Ce que Kieslowski accomplit d’extraordinaire, plus ici que dans Bleu par exemple, c’est qu’il réussit à faire tenir debout son personnage et son parcours sans laisser la forme étouffer le reste de l’œuvre. Car La Double vie de Véronique reste un film limpide, qui ne va jamais plus vite que nous et semble lui-même se découvrir sous nos yeux. C’est un film d’une beauté très simple et accessible sur, comme le dit Kieslowski lui-même, la vie là-bas, et la vie ici, celle que l’on imagine, celle que l’ont vit. Qu’est-ce que je ressens, qu’est-ce que l’autre ressent ? Le tout est sans doute l’œuvre de Kieslowski la plus détachée des rythmes conventionnels, la plus aérienne. Mais tout a beau y être éthéré, tout reste tactile, palpable, comme en témoigne le fabuleux, mais tout simple, dernier plan.

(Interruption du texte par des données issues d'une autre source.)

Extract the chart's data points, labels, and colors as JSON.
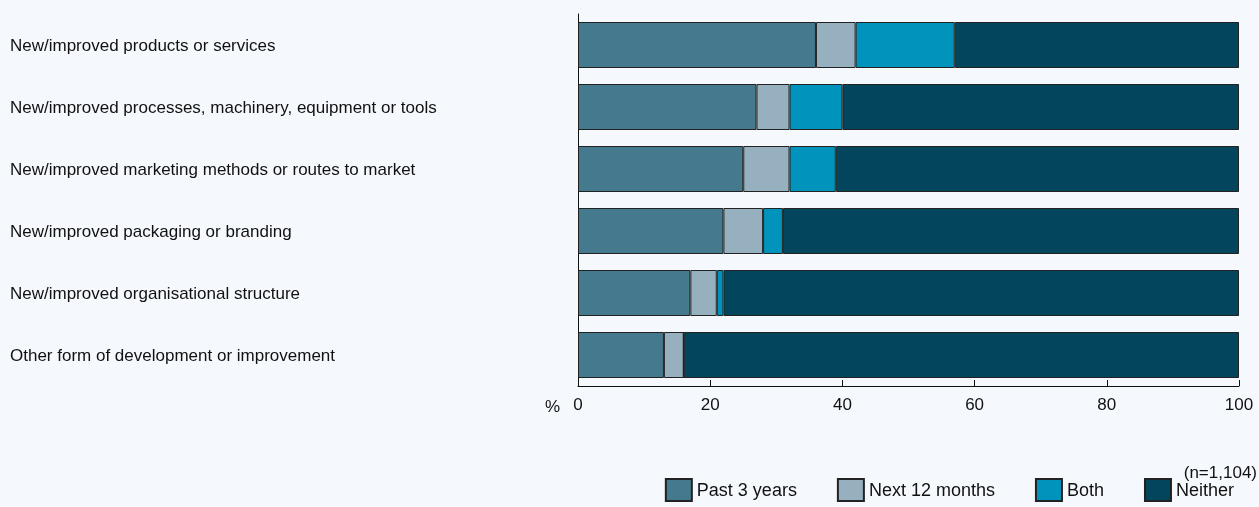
{
  "chart_data": {
    "type": "bar",
    "orientation": "horizontal",
    "stacked": true,
    "categories": [
      "New/improved products or services",
      "New/improved processes, machinery, equipment or tools",
      "New/improved marketing methods or routes to market",
      "New/improved packaging or branding",
      "New/improved organisational structure",
      "Other form of development or improvement"
    ],
    "series": [
      {
        "name": "Past 3 years",
        "color": "#457a8e",
        "values": [
          36,
          27,
          25,
          22,
          17,
          13
        ]
      },
      {
        "name": "Next 12 months",
        "color": "#97b0bf",
        "values": [
          6,
          5,
          7,
          6,
          4,
          3
        ]
      },
      {
        "name": "Both",
        "color": "#0093bb",
        "values": [
          15,
          8,
          7,
          3,
          1,
          0
        ]
      },
      {
        "name": "Neither",
        "color": "#03455c",
        "values": [
          43,
          60,
          61,
          69,
          78,
          84
        ]
      }
    ],
    "xlabel": "%",
    "xlim": [
      0,
      100
    ],
    "xticks": [
      0,
      20,
      40,
      60,
      80,
      100
    ],
    "grid": false,
    "legend": "bottom right",
    "annotations": [
      "(n=1,104)"
    ]
  }
}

La Double vie de Véronique est mystérieux, mais il est frais, sans prétention, sans pose. C’est ça, le miracle Kieslowski.

par Yannick Vély

En savoir plus

Interactivité :

A l’instar des autres films de la collection Kieslowski chez MK2, cette édition propose quelques jolis et forts intéressants bonus proposés sur un deuxième DVD, la pièce centrale étant sans nul doute Kieslowski – dialogue, un documentaire de 52 minutes réalisé à l’époque du tournage et qui fait la part belle aux images de la réalisation du film, dénuée de commentaires extérieurs, ne laissant la parole qu’à Kieslowski et ses collaborateurs. Le tout est un document précieux, d’autant plus étonnant que rares sont les films de cette envergure, même maintenant, à bénéficier d’un traitement aussi captivant et approfondi.

Rencontre avec Irène Jacob est une interview d’un quart d’heure avec la toujours belle double héroïne du film qui revient en détails sur ses premières rencontres avec le metteur en scène et ses appréhensions au premier abord vis-à-vis du scénario.

Kieslowski, cinéaste polonais est un documentaire de trente minutes commenté par le critique Luc Lagier qui revient de manière assez détaillée sur la carrière du réalisateur.

Pour compléter cette superbe et étonnement complète édition, on trouve cinq courts-métrages réalisés par Kieslowski à ses débuts et montrant ses talents de documentariste.

L’ensemble, très joliment présenté, comme souvent chez MK2, s’avère quasi-indispensable pour quiconque aime ou voudrait mieux comprendre l’œuvre du cinéaste.